«В Каразе слухи дрейфуют по течению рек. В портах моряки узнают обо всем, что делается в глубине континента. Полезно было бы послушать, о чем толкуют у причалов и в прибрежных тавернах, какие вести привозят каразские суда».
«В этом есть смысл, — кивнул Аун Шаррах. — Я прикажу собрать сведения. Трех дней должно быть достаточно — по крайней мере для того, чтобы составить общее представление».
Глава 2
Тощий, смуглый, нелюдимый сорванец, сам себя назвавший Гастелем Этцвейном,[33] превратился в молодого человека со впалыми щеками и горящим, пронзительным взглядом.
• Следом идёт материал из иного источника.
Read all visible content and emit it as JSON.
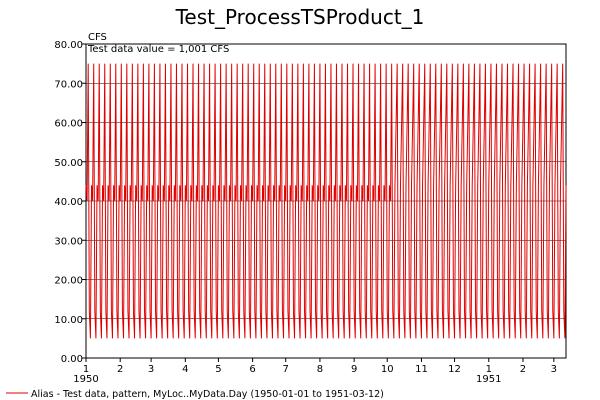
{
  "chart_data": {
    "type": "line",
    "title": "Test_ProcessTSProduct_1",
    "ylabel": "CFS",
    "annotation": "Test data value = 1,001 CFS",
    "ylim": [
      0,
      80
    ],
    "y_ticks": [
      "0.00",
      "10.00",
      "20.00",
      "30.00",
      "40.00",
      "50.00",
      "60.00",
      "70.00",
      "80.00"
    ],
    "x_tick_labels": [
      "1",
      "2",
      "3",
      "4",
      "5",
      "6",
      "7",
      "8",
      "9",
      "10",
      "11",
      "12",
      "1",
      "2",
      "3"
    ],
    "year_labels": [
      {
        "label": "1950",
        "at_tick": 0
      },
      {
        "label": "1951",
        "at_tick": 12
      }
    ],
    "grid": true,
    "series": [
      {
        "name": "Alias - Test data, pattern, MyLoc..MyData.Day (1950-01-01 to 1951-03-12)",
        "color": "#e00000",
        "pattern_period_days": 5,
        "pattern_values_first_part": [
          44,
          40,
          75,
          12,
          5
        ],
        "pattern_values_second_part": [
          44,
          59.5,
          75,
          12,
          5
        ],
        "second_part_starts_day": 280
      }
    ]
  }
}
Когда Этцвейн играл на хитане, уголки его рта приподнимались, сообщая обычно угрюмым чертам оттенок поэтической меланхолии, но по преимуществу он был человек спокойный, внешне даже необычно сдержанный. Близких друзей у него не было — кроме, пожалуй, старого музыканта Фролитца, считавшего Этцвейна помешанным...
Уже на следующий день после посещения Палаты правосудия Этцвейн получил известие от Ауна Шарраха: «Расследование дало неожиданные результаты — уверен, что вас они заинтересуют. Жду вас в любое время».
Этцвейн немедленно отправился в Разведывательное управление.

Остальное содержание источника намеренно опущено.